Creativity moves into the Kitchen

September always flies by. There was some lovely late summer sunshine and it’s always a dash to collect the autumn berries to make a few preserves especially when a basket full of fallers (apples) are starting to look a bit jaded. Love anything that is free!

We don’t eat a lot of jam, so I prefer to make jellies. More versatile, they can be used sweet on toast, scones, cakes, or with savoury; great with cheese and meats, cold and hot. Apples was chopped, cooked and hanging in the jelly bag overnight to collect the juice to make the base. The morning was spent collecting whatever we could find. The afternoon spent creating.

Chinese Spiced Hawthorn Jelly, Thyme, Lemon Verbena and Mint Jelly, Rose Petal Apple Jelly and Sloe Jelly

Rose Petal Jelly – Leaving my mums house, I saw some shrub rose flowers flopped in the rain. She wasn’t in and didn’t think she would miss them ( sorry mum!) . I’ve never made it before, but surprisingly the jelly did take on a lovely gentle pink hue and adding some rosewater enhanced the flavour.

Thyme, Mint and Lemon Verbena Apple Jelly – A favourite is the mint jelly with cold meats and especially lamb. My mint was looking very raggy and leggy, so I made a muddle of herbs from what I could salvage from the garden.
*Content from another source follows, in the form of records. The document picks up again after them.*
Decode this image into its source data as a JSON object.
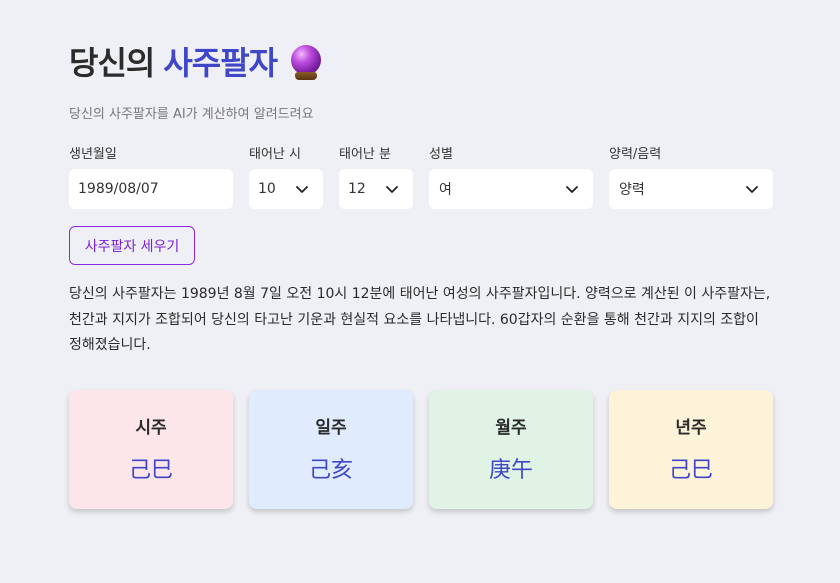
{
  "header": {
    "title_prefix": "당신의",
    "title_highlight": "사주팔자",
    "title_icon": "crystal-ball-icon",
    "subtitle": "당신의 사주팔자를 AI가 계산하여 알려드려요"
  },
  "form": {
    "birthdate": {
      "label": "생년월일",
      "value": "1989/08/07"
    },
    "hour": {
      "label": "태어난 시",
      "value": "10"
    },
    "minute": {
      "label": "태어난 분",
      "value": "12"
    },
    "gender": {
      "label": "성별",
      "value": "여"
    },
    "calendar": {
      "label": "양력/음력",
      "value": "양력"
    },
    "submit_label": "사주팔자 세우기"
  },
  "result": {
    "description": "당신의 사주팔자는 1989년 8월 7일 오전 10시 12분에 태어난 여성의 사주팔자입니다. 양력으로 계산된 이 사주팔자는, 천간과 지지가 조합되어 당신의 타고난 기운과 현실적 요소를 나타냅니다. 60갑자의 순환을 통해 천간과 지지의 조합이 정해졌습니다."
  },
  "pillars": [
    {
      "label": "시주",
      "value": "己巳",
      "color": "#fde6ea"
    },
    {
      "label": "일주",
      "value": "己亥",
      "color": "#e0ecfd"
    },
    {
      "label": "월주",
      "value": "庚午",
      "color": "#e1f3e5"
    },
    {
      "label": "년주",
      "value": "己巳",
      "color": "#fdf3d9"
    }
  ],
  "colors": {
    "accent": "#3f46c8",
    "button": "#7b1fd6",
    "background": "#eff0f5"
  }
}
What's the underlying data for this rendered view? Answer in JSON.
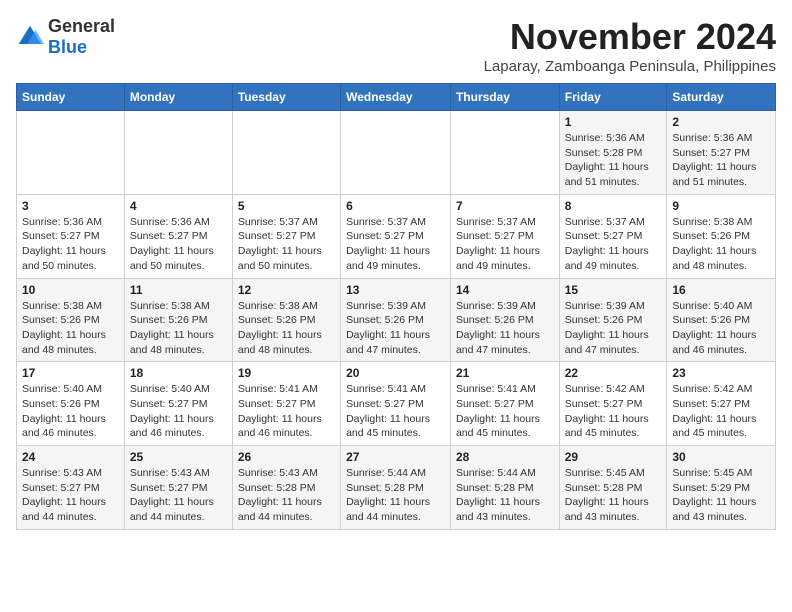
{
  "logo": {
    "general": "General",
    "blue": "Blue"
  },
  "title": "November 2024",
  "subtitle": "Laparay, Zamboanga Peninsula, Philippines",
  "days_of_week": [
    "Sunday",
    "Monday",
    "Tuesday",
    "Wednesday",
    "Thursday",
    "Friday",
    "Saturday"
  ],
  "weeks": [
    [
      {
        "day": "",
        "info": ""
      },
      {
        "day": "",
        "info": ""
      },
      {
        "day": "",
        "info": ""
      },
      {
        "day": "",
        "info": ""
      },
      {
        "day": "",
        "info": ""
      },
      {
        "day": "1",
        "info": "Sunrise: 5:36 AM\nSunset: 5:28 PM\nDaylight: 11 hours and 51 minutes."
      },
      {
        "day": "2",
        "info": "Sunrise: 5:36 AM\nSunset: 5:27 PM\nDaylight: 11 hours and 51 minutes."
      }
    ],
    [
      {
        "day": "3",
        "info": "Sunrise: 5:36 AM\nSunset: 5:27 PM\nDaylight: 11 hours and 50 minutes."
      },
      {
        "day": "4",
        "info": "Sunrise: 5:36 AM\nSunset: 5:27 PM\nDaylight: 11 hours and 50 minutes."
      },
      {
        "day": "5",
        "info": "Sunrise: 5:37 AM\nSunset: 5:27 PM\nDaylight: 11 hours and 50 minutes."
      },
      {
        "day": "6",
        "info": "Sunrise: 5:37 AM\nSunset: 5:27 PM\nDaylight: 11 hours and 49 minutes."
      },
      {
        "day": "7",
        "info": "Sunrise: 5:37 AM\nSunset: 5:27 PM\nDaylight: 11 hours and 49 minutes."
      },
      {
        "day": "8",
        "info": "Sunrise: 5:37 AM\nSunset: 5:27 PM\nDaylight: 11 hours and 49 minutes."
      },
      {
        "day": "9",
        "info": "Sunrise: 5:38 AM\nSunset: 5:26 PM\nDaylight: 11 hours and 48 minutes."
      }
    ],
    [
      {
        "day": "10",
        "info": "Sunrise: 5:38 AM\nSunset: 5:26 PM\nDaylight: 11 hours and 48 minutes."
      },
      {
        "day": "11",
        "info": "Sunrise: 5:38 AM\nSunset: 5:26 PM\nDaylight: 11 hours and 48 minutes."
      },
      {
        "day": "12",
        "info": "Sunrise: 5:38 AM\nSunset: 5:26 PM\nDaylight: 11 hours and 48 minutes."
      },
      {
        "day": "13",
        "info": "Sunrise: 5:39 AM\nSunset: 5:26 PM\nDaylight: 11 hours and 47 minutes."
      },
      {
        "day": "14",
        "info": "Sunrise: 5:39 AM\nSunset: 5:26 PM\nDaylight: 11 hours and 47 minutes."
      },
      {
        "day": "15",
        "info": "Sunrise: 5:39 AM\nSunset: 5:26 PM\nDaylight: 11 hours and 47 minutes."
      },
      {
        "day": "16",
        "info": "Sunrise: 5:40 AM\nSunset: 5:26 PM\nDaylight: 11 hours and 46 minutes."
      }
    ],
    [
      {
        "day": "17",
        "info": "Sunrise: 5:40 AM\nSunset: 5:26 PM\nDaylight: 11 hours and 46 minutes."
      },
      {
        "day": "18",
        "info": "Sunrise: 5:40 AM\nSunset: 5:27 PM\nDaylight: 11 hours and 46 minutes."
      },
      {
        "day": "19",
        "info": "Sunrise: 5:41 AM\nSunset: 5:27 PM\nDaylight: 11 hours and 46 minutes."
      },
      {
        "day": "20",
        "info": "Sunrise: 5:41 AM\nSunset: 5:27 PM\nDaylight: 11 hours and 45 minutes."
      },
      {
        "day": "21",
        "info": "Sunrise: 5:41 AM\nSunset: 5:27 PM\nDaylight: 11 hours and 45 minutes."
      },
      {
        "day": "22",
        "info": "Sunrise: 5:42 AM\nSunset: 5:27 PM\nDaylight: 11 hours and 45 minutes."
      },
      {
        "day": "23",
        "info": "Sunrise: 5:42 AM\nSunset: 5:27 PM\nDaylight: 11 hours and 45 minutes."
      }
    ],
    [
      {
        "day": "24",
        "info": "Sunrise: 5:43 AM\nSunset: 5:27 PM\nDaylight: 11 hours and 44 minutes."
      },
      {
        "day": "25",
        "info": "Sunrise: 5:43 AM\nSunset: 5:27 PM\nDaylight: 11 hours and 44 minutes."
      },
      {
        "day": "26",
        "info": "Sunrise: 5:43 AM\nSunset: 5:28 PM\nDaylight: 11 hours and 44 minutes."
      },
      {
        "day": "27",
        "info": "Sunrise: 5:44 AM\nSunset: 5:28 PM\nDaylight: 11 hours and 44 minutes."
      },
      {
        "day": "28",
        "info": "Sunrise: 5:44 AM\nSunset: 5:28 PM\nDaylight: 11 hours and 43 minutes."
      },
      {
        "day": "29",
        "info": "Sunrise: 5:45 AM\nSunset: 5:28 PM\nDaylight: 11 hours and 43 minutes."
      },
      {
        "day": "30",
        "info": "Sunrise: 5:45 AM\nSunset: 5:29 PM\nDaylight: 11 hours and 43 minutes."
      }
    ]
  ]
}
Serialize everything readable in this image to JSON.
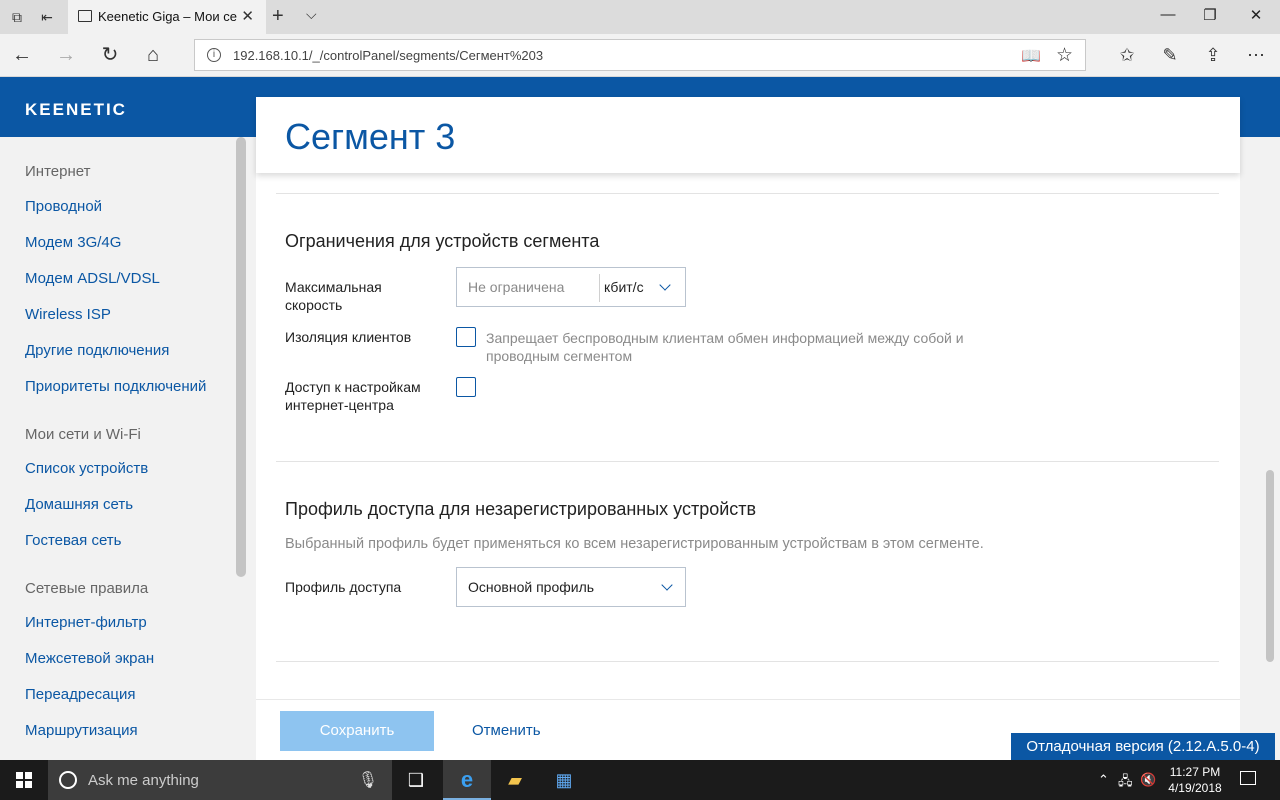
{
  "browser": {
    "tab_title": "Keenetic Giga – Мои се",
    "url": "192.168.10.1/_/controlPanel/segments/Сегмент%203"
  },
  "brand": {
    "logo_text": "KEENETIC",
    "accent": "#0b57a4"
  },
  "sidebar": {
    "groups": [
      {
        "label": "Интернет",
        "items": [
          "Проводной",
          "Модем 3G/4G",
          "Модем ADSL/VDSL",
          "Wireless ISP",
          "Другие подключения",
          "Приоритеты подключений"
        ]
      },
      {
        "label": "Мои сети и Wi-Fi",
        "items": [
          "Список устройств",
          "Домашняя сеть",
          "Гостевая сеть"
        ]
      },
      {
        "label": "Сетевые правила",
        "items": [
          "Интернет-фильтр",
          "Межсетевой экран",
          "Переадресация",
          "Маршрутизация"
        ]
      }
    ]
  },
  "page": {
    "title": "Сегмент 3",
    "limits": {
      "title": "Ограничения для устройств сегмента",
      "max_speed_label": "Максимальная скорость",
      "max_speed_placeholder": "Не ограничена",
      "max_speed_unit": "кбит/с",
      "isolation_label": "Изоляция клиентов",
      "isolation_checked": false,
      "isolation_hint": "Запрещает беспроводным клиентам обмен информацией между собой и проводным сегментом",
      "settings_access_label": "Доступ к настройкам интернет-центра",
      "settings_access_checked": false
    },
    "profile": {
      "title": "Профиль доступа для незарегистрированных устройств",
      "description": "Выбранный профиль будет применяться ко всем незарегистрированным устройствам в этом сегменте.",
      "label": "Профиль доступа",
      "value": "Основной профиль"
    },
    "actions": {
      "save": "Сохранить",
      "cancel": "Отменить"
    }
  },
  "debug_badge": "Отладочная версия (2.12.A.5.0-4)",
  "taskbar": {
    "search_placeholder": "Ask me anything",
    "time": "11:27 PM",
    "date": "4/19/2018"
  }
}
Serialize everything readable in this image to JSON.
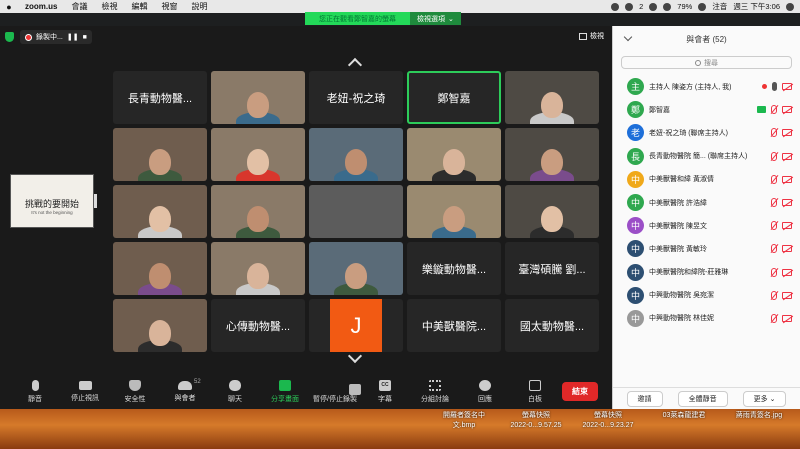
{
  "menubar": {
    "app_name": "zoom.us",
    "menus": [
      "會議",
      "檢視",
      "編輯",
      "視窗",
      "說明"
    ],
    "battery": "79%",
    "input": "注音",
    "datetime": "週三 下午3:06",
    "badge_count": "2"
  },
  "share_banner": {
    "message": "您正在觀看鄭智嘉的螢幕",
    "options_label": "檢視選項"
  },
  "meeting": {
    "recording_label": "錄製中...",
    "view_label": "檢視",
    "self_view_text": "挑戰的要開始",
    "self_view_sub": "It's not the beginning"
  },
  "tiles": [
    {
      "name": "長青動物醫...",
      "type": "name"
    },
    {
      "name": "",
      "type": "video"
    },
    {
      "name": "老妞-祝之琦",
      "type": "name"
    },
    {
      "name": "鄭智嘉",
      "type": "name",
      "active": true
    },
    {
      "name": "",
      "type": "video"
    },
    {
      "name": "",
      "type": "video"
    },
    {
      "name": "",
      "type": "video"
    },
    {
      "name": "",
      "type": "video"
    },
    {
      "name": "",
      "type": "video"
    },
    {
      "name": "",
      "type": "video"
    },
    {
      "name": "",
      "type": "video"
    },
    {
      "name": "",
      "type": "video"
    },
    {
      "name": "",
      "type": "blur"
    },
    {
      "name": "",
      "type": "video"
    },
    {
      "name": "",
      "type": "video"
    },
    {
      "name": "",
      "type": "video"
    },
    {
      "name": "",
      "type": "video"
    },
    {
      "name": "",
      "type": "video"
    },
    {
      "name": "樂鏇動物醫...",
      "type": "name"
    },
    {
      "name": "臺灣碩騰 劉...",
      "type": "name"
    },
    {
      "name": "",
      "type": "video"
    },
    {
      "name": "心傳動物醫...",
      "type": "name"
    },
    {
      "name": "J",
      "type": "avatar"
    },
    {
      "name": "中美獸醫院...",
      "type": "name"
    },
    {
      "name": "國太動物醫...",
      "type": "name"
    }
  ],
  "toolbar": {
    "mute": "靜音",
    "stop_video": "停止視訊",
    "security": "安全性",
    "participants": "與會者",
    "participants_count": "52",
    "chat": "聊天",
    "share_screen": "分享畫面",
    "pause_share": "暫停/停止錄製",
    "captions": "字幕",
    "cc_text": "CC",
    "breakout": "分組討論",
    "reactions": "回應",
    "whiteboard": "白板",
    "end": "結束"
  },
  "panel": {
    "title": "與會者 (52)",
    "search_placeholder": "搜尋",
    "participants": [
      {
        "avatar": "主",
        "name": "主持人 陳姿方 (主持人, 我)",
        "color": "#2fa84f",
        "mic": "on",
        "cam": "off",
        "rec": true
      },
      {
        "avatar": "鄭",
        "name": "鄭智嘉",
        "color": "#2fa84f",
        "mic": "off",
        "cam": "off",
        "share": true
      },
      {
        "avatar": "老",
        "name": "老妞-祝之琦 (聯席主持人)",
        "color": "#1e6fd9",
        "mic": "off",
        "cam": "off"
      },
      {
        "avatar": "長",
        "name": "長青動物醫院 簡... (聯席主持人)",
        "color": "#2fa84f",
        "mic": "off",
        "cam": "off"
      },
      {
        "avatar": "中",
        "name": "中美獸醫和緯 黃淑倩",
        "color": "#f0a91a",
        "mic": "off",
        "cam": "off"
      },
      {
        "avatar": "中",
        "name": "中美獸醫院 許浩緯",
        "color": "#2fa84f",
        "mic": "off",
        "cam": "off"
      },
      {
        "avatar": "中",
        "name": "中美獸醫院 陳昱文",
        "color": "#9b4fc7",
        "mic": "off",
        "cam": "off"
      },
      {
        "avatar": "中",
        "name": "中美獸醫院 黃敏玲",
        "color": "#2d4f72",
        "mic": "off",
        "cam": "off"
      },
      {
        "avatar": "中",
        "name": "中美獸醫院和緯院-莊雅琳",
        "color": "#2d4f72",
        "mic": "off",
        "cam": "off"
      },
      {
        "avatar": "中",
        "name": "中興動物醫院 吳宛潔",
        "color": "#2d4f72",
        "mic": "off",
        "cam": "off"
      },
      {
        "avatar": "中",
        "name": "中興動物醫院 林佳妮",
        "color": "#999999",
        "mic": "off",
        "cam": "off"
      }
    ],
    "invite": "邀請",
    "mute_all": "全體靜音",
    "more": "更多"
  },
  "desktop_files": [
    {
      "line1": "開羅者簽名中",
      "line2": "文.bmp"
    },
    {
      "line1": "螢幕快照",
      "line2": "2022-0...9.57.25"
    },
    {
      "line1": "螢幕快照",
      "line2": "2022-0...9.23.27"
    },
    {
      "line1": "03萊森龍建君",
      "line2": ""
    },
    {
      "line1": "蔣雨青簽名.jpg",
      "line2": ""
    }
  ]
}
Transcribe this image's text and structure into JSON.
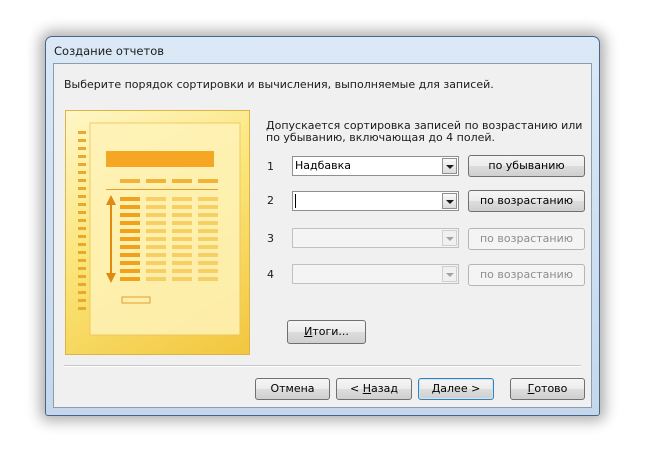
{
  "window": {
    "title": "Создание отчетов",
    "instruction": "Выберите порядок сортировки и вычисления, выполняемые для записей.",
    "description": "Допускается сортировка записей по возрастанию или по убыванию, включающая до 4 полей."
  },
  "sort_rows": [
    {
      "number": "1",
      "field_value": "Надбавка",
      "order_label": "по убыванию",
      "enabled": true
    },
    {
      "number": "2",
      "field_value": "",
      "order_label": "по возрастанию",
      "enabled": true,
      "focused": true
    },
    {
      "number": "3",
      "field_value": "",
      "order_label": "по возрастанию",
      "enabled": false
    },
    {
      "number": "4",
      "field_value": "",
      "order_label": "по возрастанию",
      "enabled": false
    }
  ],
  "summary_button": {
    "mnemonic": "И",
    "rest": "тоги..."
  },
  "footer": {
    "cancel": "Отмена",
    "back_prefix": "< ",
    "back_mnemonic": "Н",
    "back_rest": "азад",
    "next_mnemonic": "Д",
    "next_rest": "алее >",
    "finish_mnemonic": "Г",
    "finish_rest": "отово"
  }
}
The smell in my hand was good, so thought it would make a good mix with the thyme giving it a bit of depth. Will still be good with lamb.

Sloe Jelly – Usually our sloes go to making Sloe Gin. This will still be the case, but with so many picked I found a recipe for sloe apple jelly and the result was fantastic. It has an almost alcoholic smell, reminiscent of sloe gin. Sloes have no smell when picked but release a lovely aroma when cooked or steeped. And the colour is so rich. This jelly has a lovely tartness and will be great with game and cheeses.

Chinese Spiced Hawthorn Jelly – I had never made Hawthorn Jelly before, but with the lack of blackberries this year, it was time to give it a go. The juice was bland and bitter and only slightly coloured, but they are packed with vitamins and minerals and very good for you. I had nearly two litres of apple juice remaining and didn’t want a bland jelly, so went through the spice cupboard to find something which might complement it. Star Anise was the obvious choice because it wouldn’t cloud the jelly and would look pretty floating in it. I then added a stick of ginger for more flavour and two chopped chillies to float like jewels. The resulting jelly was amazing and would be lovely with cold meats or any pork dishes. It could be melted into sauces too.